When Wuhan — the first epicenter of the COVID-19 pandemic — lifted its 70-day quarantine in April, divorce rates have doubled compared to pre-lockdown figures. The number of people applying for divorce has soared so much that the local marriage administration was overwhelmed. People had to wait for three to four days before applying due to the sheer volume of applicants.
This trend was observed in major cities that locked down and forced couples to stay indoors. Across China, divorce filings spiked as things returned to normal. In the US, divorce rates soared by 34% from March to June 2020, compared to 2019 data. And in England, including London, experts forecast a divorce boom after the lockdown, based on the number of people looking for divorce advice online.
It’s no secret that the pandemic has created an enormous strain on relationships, and it has sent challenged couples seeking their divorce lawyers via Zoom. Forced to be together for most of the time, spouses nit-picked, perceived flaws are amplified, and deep-seated frustrations are unearthed. The virus has restructured not only healthcare systems but also families.
It must be noted that many of the COVID-19 divorce cases were divorces waiting to happen. The pandemic didn’t drive a wedge between happy couples, but it easily drew couples who had existing issues apart. If a couple was hanging on by a thread, the pandemic drew them over the edge.
The issues don’t surprise divorce lawyers. In Wuhan, divorce papers were drafted over arguments on housework and childcare. Elsewhere, it was a combination of financial, emotional, and physical problems that created the last straw.
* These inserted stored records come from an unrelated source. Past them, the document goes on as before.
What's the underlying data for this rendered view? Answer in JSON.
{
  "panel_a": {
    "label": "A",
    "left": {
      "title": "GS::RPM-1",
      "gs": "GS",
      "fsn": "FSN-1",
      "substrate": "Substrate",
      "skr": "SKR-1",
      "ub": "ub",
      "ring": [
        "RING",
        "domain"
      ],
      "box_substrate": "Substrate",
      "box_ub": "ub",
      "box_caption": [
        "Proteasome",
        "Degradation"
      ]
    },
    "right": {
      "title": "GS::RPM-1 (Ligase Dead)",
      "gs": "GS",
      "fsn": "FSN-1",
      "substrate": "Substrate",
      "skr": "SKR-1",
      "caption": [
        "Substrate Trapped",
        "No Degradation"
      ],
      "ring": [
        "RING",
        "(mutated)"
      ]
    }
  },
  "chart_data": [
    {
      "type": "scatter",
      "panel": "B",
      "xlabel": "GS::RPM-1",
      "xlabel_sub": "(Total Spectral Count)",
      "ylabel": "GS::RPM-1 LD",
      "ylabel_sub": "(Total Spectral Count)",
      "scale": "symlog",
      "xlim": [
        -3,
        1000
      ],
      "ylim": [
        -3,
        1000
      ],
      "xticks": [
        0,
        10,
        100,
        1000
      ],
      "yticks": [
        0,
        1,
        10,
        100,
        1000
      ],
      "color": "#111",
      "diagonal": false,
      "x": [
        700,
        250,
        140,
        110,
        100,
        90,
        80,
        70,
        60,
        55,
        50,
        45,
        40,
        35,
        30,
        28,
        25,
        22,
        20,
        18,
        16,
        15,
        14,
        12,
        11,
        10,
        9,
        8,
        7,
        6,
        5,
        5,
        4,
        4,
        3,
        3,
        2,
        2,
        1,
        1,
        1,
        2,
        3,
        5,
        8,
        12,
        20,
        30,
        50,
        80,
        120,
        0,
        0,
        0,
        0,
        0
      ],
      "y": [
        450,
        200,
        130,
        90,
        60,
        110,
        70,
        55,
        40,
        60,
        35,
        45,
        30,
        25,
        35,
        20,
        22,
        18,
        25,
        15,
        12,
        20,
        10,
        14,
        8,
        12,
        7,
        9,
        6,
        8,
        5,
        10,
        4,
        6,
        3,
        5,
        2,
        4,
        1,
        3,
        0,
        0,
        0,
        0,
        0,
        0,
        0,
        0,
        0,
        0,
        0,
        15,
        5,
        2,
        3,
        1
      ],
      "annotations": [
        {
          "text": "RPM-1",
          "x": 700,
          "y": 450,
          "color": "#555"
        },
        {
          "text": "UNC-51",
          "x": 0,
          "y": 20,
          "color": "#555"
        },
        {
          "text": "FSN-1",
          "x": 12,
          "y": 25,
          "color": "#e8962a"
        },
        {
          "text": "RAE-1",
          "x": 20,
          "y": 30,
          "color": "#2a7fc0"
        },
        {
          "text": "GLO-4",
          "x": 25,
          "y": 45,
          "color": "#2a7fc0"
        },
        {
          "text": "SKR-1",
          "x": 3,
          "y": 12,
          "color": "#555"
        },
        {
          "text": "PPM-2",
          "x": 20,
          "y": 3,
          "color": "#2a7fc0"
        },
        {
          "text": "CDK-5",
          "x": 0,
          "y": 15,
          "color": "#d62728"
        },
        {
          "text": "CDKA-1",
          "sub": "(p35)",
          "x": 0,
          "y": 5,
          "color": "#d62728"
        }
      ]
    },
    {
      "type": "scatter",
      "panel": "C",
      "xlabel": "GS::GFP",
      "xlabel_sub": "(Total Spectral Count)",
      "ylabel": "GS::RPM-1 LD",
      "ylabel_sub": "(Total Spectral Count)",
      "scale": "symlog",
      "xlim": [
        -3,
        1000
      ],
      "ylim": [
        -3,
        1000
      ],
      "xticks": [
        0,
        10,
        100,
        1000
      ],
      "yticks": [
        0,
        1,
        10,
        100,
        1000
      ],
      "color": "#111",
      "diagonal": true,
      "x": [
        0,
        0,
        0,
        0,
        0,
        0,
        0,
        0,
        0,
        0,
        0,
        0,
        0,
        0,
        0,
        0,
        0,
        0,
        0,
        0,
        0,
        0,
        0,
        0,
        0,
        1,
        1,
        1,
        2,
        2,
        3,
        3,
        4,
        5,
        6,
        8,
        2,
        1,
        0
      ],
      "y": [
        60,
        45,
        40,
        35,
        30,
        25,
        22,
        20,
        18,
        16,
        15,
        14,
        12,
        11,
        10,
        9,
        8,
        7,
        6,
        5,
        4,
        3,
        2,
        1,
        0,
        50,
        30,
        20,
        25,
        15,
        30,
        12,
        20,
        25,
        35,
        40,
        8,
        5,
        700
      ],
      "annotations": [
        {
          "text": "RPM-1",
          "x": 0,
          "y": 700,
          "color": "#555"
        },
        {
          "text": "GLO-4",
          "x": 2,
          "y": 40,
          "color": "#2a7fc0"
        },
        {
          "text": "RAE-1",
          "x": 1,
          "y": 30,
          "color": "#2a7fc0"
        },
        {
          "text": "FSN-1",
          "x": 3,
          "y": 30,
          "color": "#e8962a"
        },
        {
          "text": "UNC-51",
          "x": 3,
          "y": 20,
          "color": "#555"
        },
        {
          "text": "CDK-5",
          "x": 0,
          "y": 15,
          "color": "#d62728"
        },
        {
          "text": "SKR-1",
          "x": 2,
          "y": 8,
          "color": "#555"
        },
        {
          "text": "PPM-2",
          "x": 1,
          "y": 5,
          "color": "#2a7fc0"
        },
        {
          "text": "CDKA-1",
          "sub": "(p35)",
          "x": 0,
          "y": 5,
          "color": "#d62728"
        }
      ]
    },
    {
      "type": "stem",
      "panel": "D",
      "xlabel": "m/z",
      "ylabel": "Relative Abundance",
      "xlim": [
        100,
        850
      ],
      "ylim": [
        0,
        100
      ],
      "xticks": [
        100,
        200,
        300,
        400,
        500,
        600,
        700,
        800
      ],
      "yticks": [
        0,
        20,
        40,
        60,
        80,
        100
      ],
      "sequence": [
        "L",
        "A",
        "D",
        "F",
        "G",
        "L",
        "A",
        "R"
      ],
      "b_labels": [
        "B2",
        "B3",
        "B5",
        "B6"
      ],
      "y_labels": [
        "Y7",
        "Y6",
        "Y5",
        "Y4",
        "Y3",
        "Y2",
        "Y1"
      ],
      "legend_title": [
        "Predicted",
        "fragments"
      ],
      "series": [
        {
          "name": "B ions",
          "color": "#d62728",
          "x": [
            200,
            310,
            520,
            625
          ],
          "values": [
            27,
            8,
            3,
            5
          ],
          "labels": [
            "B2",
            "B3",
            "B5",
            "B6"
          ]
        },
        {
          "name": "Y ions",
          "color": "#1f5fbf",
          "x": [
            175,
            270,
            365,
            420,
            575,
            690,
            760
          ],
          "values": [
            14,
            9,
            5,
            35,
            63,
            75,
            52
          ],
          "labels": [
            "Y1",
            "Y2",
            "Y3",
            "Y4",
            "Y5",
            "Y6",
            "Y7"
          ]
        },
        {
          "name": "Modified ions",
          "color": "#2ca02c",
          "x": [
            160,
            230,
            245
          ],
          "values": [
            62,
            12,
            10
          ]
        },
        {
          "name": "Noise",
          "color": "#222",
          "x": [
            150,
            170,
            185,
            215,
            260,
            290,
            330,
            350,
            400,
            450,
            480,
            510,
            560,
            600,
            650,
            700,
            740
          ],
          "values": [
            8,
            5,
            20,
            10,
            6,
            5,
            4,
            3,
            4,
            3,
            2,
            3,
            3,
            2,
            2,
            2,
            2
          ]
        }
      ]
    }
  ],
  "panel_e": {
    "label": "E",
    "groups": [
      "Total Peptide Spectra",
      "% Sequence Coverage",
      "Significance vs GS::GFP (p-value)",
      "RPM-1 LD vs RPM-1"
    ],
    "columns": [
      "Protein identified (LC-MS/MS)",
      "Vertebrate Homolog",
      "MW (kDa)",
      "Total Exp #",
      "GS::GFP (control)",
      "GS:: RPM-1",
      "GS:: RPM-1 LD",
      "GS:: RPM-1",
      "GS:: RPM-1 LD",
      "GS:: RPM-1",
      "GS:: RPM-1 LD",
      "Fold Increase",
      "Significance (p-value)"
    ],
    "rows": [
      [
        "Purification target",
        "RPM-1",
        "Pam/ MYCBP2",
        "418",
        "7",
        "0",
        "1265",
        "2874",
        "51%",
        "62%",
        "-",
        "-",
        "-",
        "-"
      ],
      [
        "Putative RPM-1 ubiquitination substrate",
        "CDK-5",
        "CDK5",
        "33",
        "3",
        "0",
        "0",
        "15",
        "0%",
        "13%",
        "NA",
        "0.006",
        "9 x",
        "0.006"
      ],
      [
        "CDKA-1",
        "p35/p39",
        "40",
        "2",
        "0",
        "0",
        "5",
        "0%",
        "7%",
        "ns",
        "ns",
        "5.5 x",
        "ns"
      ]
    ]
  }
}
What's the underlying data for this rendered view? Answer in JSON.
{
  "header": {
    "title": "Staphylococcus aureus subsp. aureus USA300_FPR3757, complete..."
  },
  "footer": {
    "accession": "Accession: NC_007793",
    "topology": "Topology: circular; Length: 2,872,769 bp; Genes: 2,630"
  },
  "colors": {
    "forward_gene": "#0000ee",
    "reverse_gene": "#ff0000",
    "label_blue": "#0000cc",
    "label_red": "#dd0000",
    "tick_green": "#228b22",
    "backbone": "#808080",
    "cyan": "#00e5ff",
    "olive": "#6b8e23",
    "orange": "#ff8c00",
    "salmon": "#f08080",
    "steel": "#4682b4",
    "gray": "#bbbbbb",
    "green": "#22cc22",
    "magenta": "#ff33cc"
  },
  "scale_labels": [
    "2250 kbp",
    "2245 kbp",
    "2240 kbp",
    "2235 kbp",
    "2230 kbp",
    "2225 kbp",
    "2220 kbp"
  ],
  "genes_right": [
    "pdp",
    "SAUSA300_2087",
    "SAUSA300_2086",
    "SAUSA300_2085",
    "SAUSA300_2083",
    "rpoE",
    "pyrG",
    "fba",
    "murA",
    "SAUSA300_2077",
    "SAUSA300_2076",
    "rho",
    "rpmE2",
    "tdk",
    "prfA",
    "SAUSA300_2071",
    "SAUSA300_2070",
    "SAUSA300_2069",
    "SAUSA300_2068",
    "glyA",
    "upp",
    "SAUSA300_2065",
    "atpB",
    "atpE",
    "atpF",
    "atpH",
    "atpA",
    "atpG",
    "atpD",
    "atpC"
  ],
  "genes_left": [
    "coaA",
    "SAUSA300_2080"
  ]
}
In the US, the pandemic has plunged the economy into recession and hurt about 33 million jobs, with 13.6 million driven to joblessness. Strained finances challenge already strained marriages.
People also deal with higher levels of stress due to fear, anxiety, and worry over their health and the health problems of the people they know. This external stress affects interactions. Then, they have extremely limited outlets for these stressors: pubs are closed, gyms are closed, spas and hair salons are closed.
People face higher levels of stress than they have ever had before, but there’s nowhere to go but the four corners of a home, stuck with a person who becomes more annoying by the day. Whereas before, couples can regulate their relationships—when they can be together, when they are apart—now they can’t, and they are forced to confront things that they have avoided for many years. You have a recipe for a divorce boom.
In some dire situations, a spouse experiences domestic violence in the hands of their partner. Cut off from family and friends, the victim is left in a more vulnerable situation. Once the lockdown is lifted, the victims, understandably, will find a way to finally detach themselves from their abusers.
Not Just the Pandemic
It’s not fair, however, to simply blame the pandemic for every divorce filed post-lockdown. As mentioned earlier, a huge chunk of these soon-to-be divorcees already had issues before the pandemic, but the issue had only worsened during the lockdown. The issues they faced were independent of a health crisis — common problems involve incompatibility, lack of commitment, infidelity, and constant bickering.
Age could also be a factor in these divorces. Business Insider cites a study from the Institute for Family Studies that advocates the Goldilocks Theory of Marriage, which pegs an “ideal age” for entering married life. According to their studies, tying the knot too early or too late can put a marriage at risk. Meanwhile, people who married in their late 20s or early 30s are more likely to have a successful marriage.
Those who were married under the age of twenty showed the highest likelihood of divorce, at around 38%. The 20-24 age range showed a 27% divorce rate, which is higher than the age brackets 25-29 (14%), 30-34 (10%), and 35 and up (17%).
The article argues: if you were married during your teenage years, there’s a higher chance that you’re facing a problem financially and emotionally, as you’re still trying to find your footing in life. The pandemic might have amplified the issues.
When the Marriage Isn’t Working Anymore
For people who believe that their marriage is at the end of the rope, there are steps to prepare yourself and mitigate the damage.
- Research Options — There are different options when it comes to divorce, and these vary depending on the state. Some couples enter mediation, litigation, or the traditional attorney-to-attorney process.
- Gather Financial Information — You need a clear picture of your assets and liabilities, including investment accounts, bank accounts, pensions, loans, and more. All houses, properties, and even high-profile vehicles should be accounted for.
- Create a Budget — Divorce is a financially grueling process, so you have to compute how much money you need to cover essential and discretionary living expenses.
As if going through a divorce isn’t stressful enough, divorcing through a pandemic is one of the most challenging things a person can experience. But the right tools and preparation can cushion your well-being and see you through the end (of the relationship and the pandemic). More importantly, soon-to-be-divorcees can take comfort in the fact that they are not alone, and that, like a health crisis, the stress will die down sooner or later.